Siempre entendí que –al igual que en todas las decisiones que atañen a las contiendas electorales– es fundamental evitar los supuestos atajos que nos ofrece la aplicación de ciertas recetas de éxito. No hay fórmulas mágicas que operen con éxito y sean susceptibles de aplicarse automáticamente en todo tiempo y lugar. Siempre es importante conocer a los electores, entender sus preocupaciones y sus necesidades, también sus anhelos y expectativas.
Tomemos un ejemplo clásico y muy ilustrativo, el de los votantes estadounidenses de la década de 1960. Para ellos, en aquella época marcada por la Guerra Fría, el riesgo que entrañaba una conflagración nuclear que se percibía como bastante probable era un elemento muy poderoso de movilización, el cual sumado a la imagen de una inocente niña –víctima de una explosión, según se mostraba en el video– resultó en uno de los spots electorales emocionalmente más intensos de su época.

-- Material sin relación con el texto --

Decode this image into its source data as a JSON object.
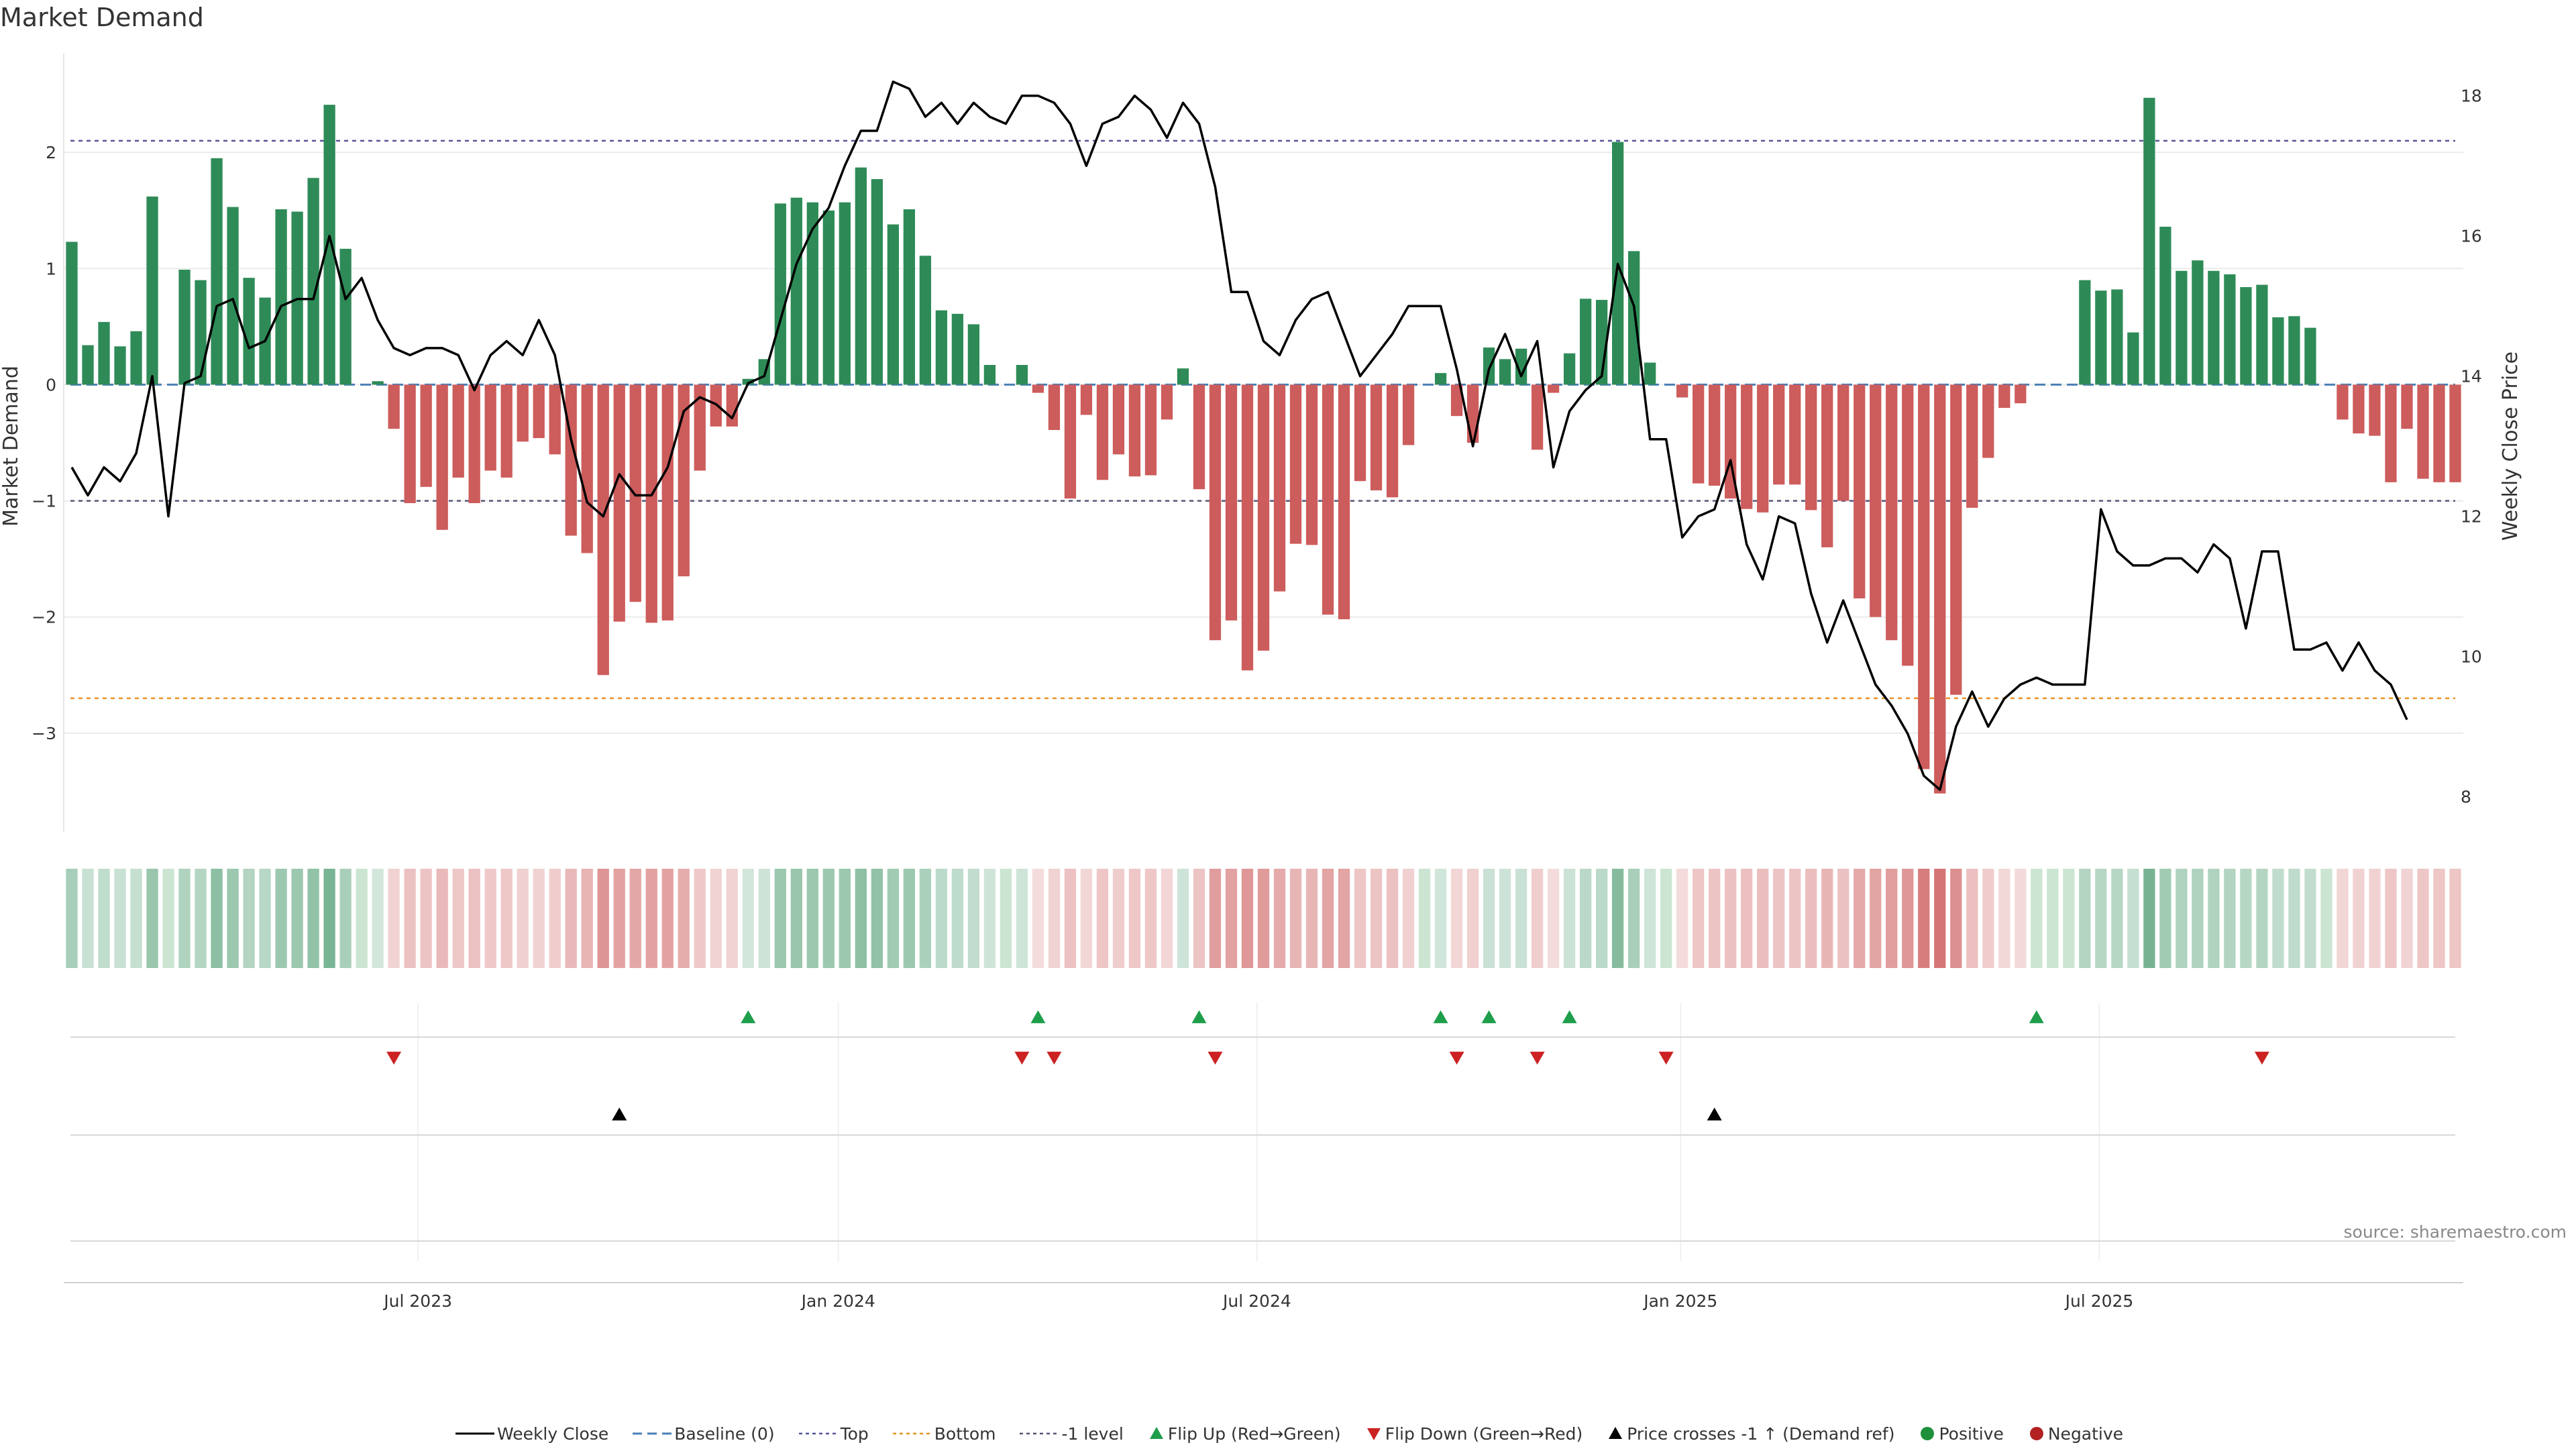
{
  "title": "Market Demand",
  "source": "source: sharemaestro.com",
  "colors": {
    "positive": "#2e8b57",
    "negative": "#cd5c5c",
    "line": "#000000",
    "baseline": "#4a7fb5",
    "top": "#555599",
    "bottom": "#e69420",
    "neg1": "#555577",
    "flip_up": "#1e9e4a",
    "flip_down": "#cc2222"
  },
  "chart_data": {
    "type": "bar+line",
    "title": "Market Demand",
    "ylabel_left": "Market Demand",
    "ylabel_right": "Weekly Close Price",
    "ylim_left": [
      -3.85,
      2.85
    ],
    "ylim_right": [
      7.5,
      18.6
    ],
    "yticks_left": [
      {
        "v": 2,
        "label": "2"
      },
      {
        "v": 1,
        "label": "1"
      },
      {
        "v": 0,
        "label": "0"
      },
      {
        "v": -1,
        "label": "−1"
      },
      {
        "v": -2,
        "label": "−2"
      },
      {
        "v": -3,
        "label": "−3"
      }
    ],
    "yticks_right": [
      {
        "v": 18,
        "label": "18"
      },
      {
        "v": 16,
        "label": "16"
      },
      {
        "v": 14,
        "label": "14"
      },
      {
        "v": 12,
        "label": "12"
      },
      {
        "v": 10,
        "label": "10"
      },
      {
        "v": 8,
        "label": "8"
      }
    ],
    "x_start": "2023-01-12",
    "x_end": "2025-10-23",
    "x_period_days": 7,
    "xticks": [
      {
        "i": 21.5,
        "label": "Jul 2023"
      },
      {
        "i": 47.6,
        "label": "Jan 2024"
      },
      {
        "i": 73.6,
        "label": "Jul 2024"
      },
      {
        "i": 99.9,
        "label": "Jan 2025"
      },
      {
        "i": 125.9,
        "label": "Jul 2025"
      }
    ],
    "levels": {
      "top": 2.1,
      "bottom": -2.7,
      "minus_one": -1.0,
      "baseline": 0
    },
    "demand": [
      1.23,
      0.34,
      0.54,
      0.33,
      0.46,
      1.62,
      0.0,
      0.99,
      0.9,
      1.95,
      1.53,
      0.92,
      0.75,
      1.51,
      1.49,
      1.78,
      2.41,
      1.17,
      0.0,
      0.03,
      -0.38,
      -1.02,
      -0.88,
      -1.25,
      -0.8,
      -1.02,
      -0.74,
      -0.8,
      -0.49,
      -0.46,
      -0.6,
      -1.3,
      -1.45,
      -2.5,
      -2.04,
      -1.87,
      -2.05,
      -2.03,
      -1.65,
      -0.74,
      -0.36,
      -0.36,
      0.05,
      0.22,
      1.56,
      1.61,
      1.57,
      1.5,
      1.57,
      1.87,
      1.77,
      1.38,
      1.51,
      1.11,
      0.64,
      0.61,
      0.52,
      0.17,
      0.0,
      0.17,
      -0.07,
      -0.39,
      -0.98,
      -0.26,
      -0.82,
      -0.6,
      -0.79,
      -0.78,
      -0.3,
      0.14,
      -0.9,
      -2.2,
      -2.03,
      -2.46,
      -2.29,
      -1.78,
      -1.37,
      -1.38,
      -1.98,
      -2.02,
      -0.83,
      -0.91,
      -0.97,
      -0.52,
      0.0,
      0.1,
      -0.27,
      -0.5,
      0.32,
      0.22,
      0.31,
      -0.56,
      -0.07,
      0.27,
      0.74,
      0.73,
      2.09,
      1.15,
      0.19,
      0.0,
      -0.11,
      -0.85,
      -0.87,
      -0.98,
      -1.07,
      -1.1,
      -0.86,
      -0.86,
      -1.08,
      -1.4,
      -1.0,
      -1.84,
      -2.0,
      -2.2,
      -2.42,
      -3.31,
      -3.52,
      -2.67,
      -1.06,
      -0.63,
      -0.2,
      -0.16,
      0.0,
      0.0,
      0.0,
      0.9,
      0.81,
      0.82,
      0.45,
      2.47,
      1.36,
      0.98,
      1.07,
      0.98,
      0.95,
      0.84,
      0.86,
      0.58,
      0.59,
      0.49,
      0.0,
      -0.3,
      -0.42,
      -0.44,
      -0.84,
      -0.38,
      -0.81,
      -0.84,
      -0.84
    ],
    "close": [
      12.7,
      12.3,
      12.7,
      12.5,
      12.9,
      14.0,
      12.0,
      13.9,
      14.0,
      15.0,
      15.1,
      14.4,
      14.5,
      15.0,
      15.1,
      15.1,
      16.0,
      15.1,
      15.4,
      14.8,
      14.4,
      14.3,
      14.4,
      14.4,
      14.3,
      13.8,
      14.3,
      14.5,
      14.3,
      14.8,
      14.3,
      13.1,
      12.2,
      12.0,
      12.6,
      12.3,
      12.3,
      12.7,
      13.5,
      13.7,
      13.6,
      13.4,
      13.9,
      14.0,
      14.8,
      15.6,
      16.1,
      16.4,
      17.0,
      17.5,
      17.5,
      18.2,
      18.1,
      17.7,
      17.9,
      17.6,
      17.9,
      17.7,
      17.6,
      18.0,
      18.0,
      17.9,
      17.6,
      17.0,
      17.6,
      17.7,
      18.0,
      17.8,
      17.4,
      17.9,
      17.6,
      16.7,
      15.2,
      15.2,
      14.5,
      14.3,
      14.8,
      15.1,
      15.2,
      14.6,
      14.0,
      14.3,
      14.6,
      15.0,
      15.0,
      15.0,
      14.1,
      13.0,
      14.1,
      14.6,
      14.0,
      14.5,
      12.7,
      13.5,
      13.8,
      14.0,
      15.6,
      15.0,
      13.1,
      13.1,
      11.7,
      12.0,
      12.1,
      12.8,
      11.6,
      11.1,
      12.0,
      11.9,
      10.9,
      10.2,
      10.8,
      10.2,
      9.6,
      9.3,
      8.9,
      8.3,
      8.1,
      9.0,
      9.5,
      9.0,
      9.4,
      9.6,
      9.7,
      9.6,
      9.6,
      9.6,
      12.1,
      11.5,
      11.3,
      11.3,
      11.4,
      11.4,
      11.2,
      11.6,
      11.4,
      10.4,
      11.5,
      11.5,
      10.1,
      10.1,
      10.2,
      9.8,
      10.2,
      9.8,
      9.6,
      9.1
    ],
    "flip_up_idx": [
      42,
      60,
      70,
      85,
      88,
      93,
      122
    ],
    "flip_down_idx": [
      20,
      59,
      61,
      71,
      86,
      91,
      99,
      136
    ],
    "price_cross_idx": [
      34,
      102
    ]
  },
  "legend": [
    {
      "key": "line",
      "label": "Weekly Close"
    },
    {
      "key": "baseline",
      "label": "Baseline (0)"
    },
    {
      "key": "top",
      "label": "Top"
    },
    {
      "key": "bottom",
      "label": "Bottom"
    },
    {
      "key": "neg1",
      "label": "-1 level"
    },
    {
      "key": "flip_up",
      "label": "Flip Up (Red→Green)"
    },
    {
      "key": "flip_down",
      "label": "Flip Down (Green→Red)"
    },
    {
      "key": "cross",
      "label": "Price crosses -1 ↑ (Demand ref)"
    },
    {
      "key": "positive",
      "label": "Positive"
    },
    {
      "key": "negative",
      "label": "Negative"
    }
  ]
}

Así, en 1964 el equipo de campaña del demócrata Lyndon B. Johnson lanzó el “Daisy Spot”, diseñado por Tony Schwartz, transmitido por única vez el 7 de septiembre de dicho año, pero visto por cerca de 50 millones de televidentes que asociaron a través de una emoción tan fuerte como el miedo al candidato rival Barry Goldwater con una escalada bélica que podría eventualmente culminar en una guerra nuclear.
Más acá en el tiempo y ya hablando de nuestro país, muchos recordarán la campaña legislativa de 2013 en la provincia de Buenos Aires, en la que el empresario Francisco De Narváez, quien en elecciones anteriores había apelado al miedo con una serie de spots sobre seguridad muy explícitos, en esa ocasión recurrió al clásico relato que enfrenta a “los buenos versus los malos” o los “débiles versus los poderosos” y que remite de alguna manera a la historia bíblica de David y Goliat. El eslogan “Ella o vos” tuvo un alto impacto y desató por entonces una gran polémica, y sin dudas no pasó desapercibido.
La campaña de Cambiemos en 2015, con una fuerte impronta en la idea de cambio que se materializaba a nivel emociones en el valor de la “esperanza” también se inscribe en esta tendencia.
Lo cierto es que desde la pionera campaña de Johnson, los estudios sobre los efectos de las emociones en las campañas electorales han producido prolíferos resultados. Entre estos hallazgos está, sin duda, el mayor efecto cognitivo que se les adjudica a las emociones negativas por sobre las positivas en general. Como señala Lau (1982), las personas son proclives a darles más importancia a las emociones negativas que a las positivas. En particular el miedo es un poderoso estímulo para que agudicemos nuestra atención y recordemos aquello que lo originó.
En la Argentina, si bien antes de la contienda presidencial de 1983 existieron diversas piezas, sobre todo gráficas, en donde el elemento protagónico de comunicación apelaba a emociones negativas, el advenimiento de la televisión fue el terreno donde se dieron interesantes spots con una inusitada carga emocional, como los que emitió la UCR con el objetivo de “atacar a Menem sacando a relucir los trapos sucios”, los de la Alianza años después apuntando a la supuesta frivolidad y derroche del saliente gobierno peronista o, más recientemente, los de Cambiemos apelando a valores como la esperanza y el optimismo.
Desde entonces, las campañas han recurrido cada vez con mayor pericia a incluir elementos que, lejos de generar debate, argumentar o incentivar la deliberación sobre los asuntos de la agenda pública, se reducen al objetivo de despertar en los electores reacciones emocionales que refuercen o alteren el sentido de su voto.
Sin embargo, es necesario introducir algunos matices que nos alertan sobre la cautela con que deberían utilizarse estas herramientas. Lo cierto es que cada emoción a la que apelan las piezas audiovisuales de una campaña genera diversas reacciones en los electores y, en algunos casos, hasta reacciones diametralmente opuestas. Desde las ciencias sociales entendemos que una campaña electoral no es un laboratorio en el cual el contacto de un elemento –el mensaje– con otro –los electores– genera un efecto específico y constante –emociones–.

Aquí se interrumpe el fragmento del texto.